If it were an auction, the highest bid would win every time. That is catastrophically untrue with AdWords -- quality score, account history, Google's desire for variety, and a few hundred types of secret sauce mean that lower bids routinely float over higher bids for the same keyword.
Contrary to what many people believe, Google also sets essentially a reserve price on their keywords -- if you manage to discover a credit card keyword that nobody has ever used before (highly unlikely, but roll with it), that is probably worth well in excess of a dollar per click to you. Will you get it for 5 cents? Nope. Google will establish the minimum somewhere close to neighboring keywords, and you'll end up paying over a buck to be the only add on the screen. (Real auctions have a word for when you're bidding against the house, but I'll try to be polite.)
Compare with eBay, a true auction:
Single bid at 5 cents, hidden reserve of $1 (eBay): no sale takes place.
Single bid at 5 cents, hidden reserve of $1 (Google): no sale takes place.
Single bid at 5 cents with maximum bid of $1, hidden reserve of $1 (eBay): no sale takes place.
Single bid at 5 cents with maximum bid of $1, hidden reserve of $1 (Google): sale takes place at $1. (I think almost nobody knows this happens.)
Two bids of 5 cents and $1 (eBay): the bid of $1 wins.
Two bids of 5 cents and $1 (Google): the side who Google says wins, wins, at a price which is somewhere between 0 cents and $1.
How about selling oil?
It all depends how you weight growth and total profit when you talk about "success." The growth curve of oil as a business took hundreds of years, whereas Google became a billion dollar business in a few years.
And there I stopped reading.
Very silly.
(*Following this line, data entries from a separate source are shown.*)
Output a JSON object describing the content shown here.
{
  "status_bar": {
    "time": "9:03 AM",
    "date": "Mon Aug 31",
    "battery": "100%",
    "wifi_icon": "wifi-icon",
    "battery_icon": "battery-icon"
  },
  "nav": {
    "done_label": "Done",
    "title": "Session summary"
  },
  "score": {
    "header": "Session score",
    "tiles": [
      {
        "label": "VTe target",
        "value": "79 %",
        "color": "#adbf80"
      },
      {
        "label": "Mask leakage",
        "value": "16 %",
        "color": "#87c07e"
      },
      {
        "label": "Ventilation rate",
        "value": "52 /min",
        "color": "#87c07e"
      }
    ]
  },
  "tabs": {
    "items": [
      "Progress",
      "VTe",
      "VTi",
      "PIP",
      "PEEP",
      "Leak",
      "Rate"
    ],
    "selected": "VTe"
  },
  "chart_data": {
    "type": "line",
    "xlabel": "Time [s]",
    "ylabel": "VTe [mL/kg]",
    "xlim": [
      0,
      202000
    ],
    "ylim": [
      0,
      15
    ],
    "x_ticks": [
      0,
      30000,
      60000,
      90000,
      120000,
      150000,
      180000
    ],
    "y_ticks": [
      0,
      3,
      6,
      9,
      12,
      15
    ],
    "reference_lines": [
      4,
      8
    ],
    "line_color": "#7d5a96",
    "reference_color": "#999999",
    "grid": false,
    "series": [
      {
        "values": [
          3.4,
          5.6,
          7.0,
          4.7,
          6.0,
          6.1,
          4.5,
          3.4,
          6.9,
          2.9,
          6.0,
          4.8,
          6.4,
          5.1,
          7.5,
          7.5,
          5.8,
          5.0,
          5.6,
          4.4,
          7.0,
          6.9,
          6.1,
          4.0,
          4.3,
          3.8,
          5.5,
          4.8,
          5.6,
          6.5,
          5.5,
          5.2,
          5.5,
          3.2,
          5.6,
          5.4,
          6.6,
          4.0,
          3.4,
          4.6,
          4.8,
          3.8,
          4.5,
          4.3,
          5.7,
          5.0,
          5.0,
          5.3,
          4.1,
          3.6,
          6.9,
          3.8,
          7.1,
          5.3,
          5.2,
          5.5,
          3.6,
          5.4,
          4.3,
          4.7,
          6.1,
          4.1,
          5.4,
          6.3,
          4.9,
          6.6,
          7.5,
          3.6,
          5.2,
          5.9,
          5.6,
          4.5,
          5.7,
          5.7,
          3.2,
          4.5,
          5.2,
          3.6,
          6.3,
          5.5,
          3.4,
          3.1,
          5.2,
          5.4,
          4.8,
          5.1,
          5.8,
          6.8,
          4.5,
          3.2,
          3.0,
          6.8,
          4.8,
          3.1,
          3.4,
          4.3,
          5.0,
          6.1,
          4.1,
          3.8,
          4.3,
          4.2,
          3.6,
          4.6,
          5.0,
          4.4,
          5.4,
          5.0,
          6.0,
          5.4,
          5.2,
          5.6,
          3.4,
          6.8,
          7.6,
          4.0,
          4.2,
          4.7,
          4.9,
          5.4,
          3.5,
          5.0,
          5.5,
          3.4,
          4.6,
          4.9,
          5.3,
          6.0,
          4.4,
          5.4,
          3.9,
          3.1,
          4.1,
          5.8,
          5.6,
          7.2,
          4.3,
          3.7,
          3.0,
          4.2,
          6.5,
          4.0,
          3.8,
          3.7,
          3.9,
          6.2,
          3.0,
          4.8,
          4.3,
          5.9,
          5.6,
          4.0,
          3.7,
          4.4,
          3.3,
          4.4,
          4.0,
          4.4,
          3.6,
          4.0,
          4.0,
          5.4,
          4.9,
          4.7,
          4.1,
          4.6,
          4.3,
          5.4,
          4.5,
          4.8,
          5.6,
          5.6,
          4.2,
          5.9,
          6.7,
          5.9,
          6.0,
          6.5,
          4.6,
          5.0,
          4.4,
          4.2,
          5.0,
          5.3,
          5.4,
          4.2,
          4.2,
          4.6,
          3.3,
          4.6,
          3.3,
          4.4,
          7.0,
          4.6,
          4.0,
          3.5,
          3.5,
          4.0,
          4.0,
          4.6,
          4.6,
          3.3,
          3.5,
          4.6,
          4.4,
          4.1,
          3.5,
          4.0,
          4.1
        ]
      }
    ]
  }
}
Google's browser generates searches in the title bar for free which Google pays Firefox and the others for. Mail, Talk and the apps are vehicles for showing ads to people. The extra internet use is just not the primary purpose of these things. What confuses people, even Wired, who should know better, is that not everything Google does has an immediate payoff every time. They're willing to develop something, like maybe Android, which can make them money later, maybe.
Google likes the idea of putting your documents on the web because (a) it's a potential business, especially at the enterprise level; (b) they want more structured data on the web to mine; (c) they want a better way to profile you.
Android I don't know enough about, but it's more like an attempt to make phones work more like the PC -- an open-ish standard, rather than specialized, incompatible devices under the control of carriers. I assume Google feels they will do much better in that kind of market.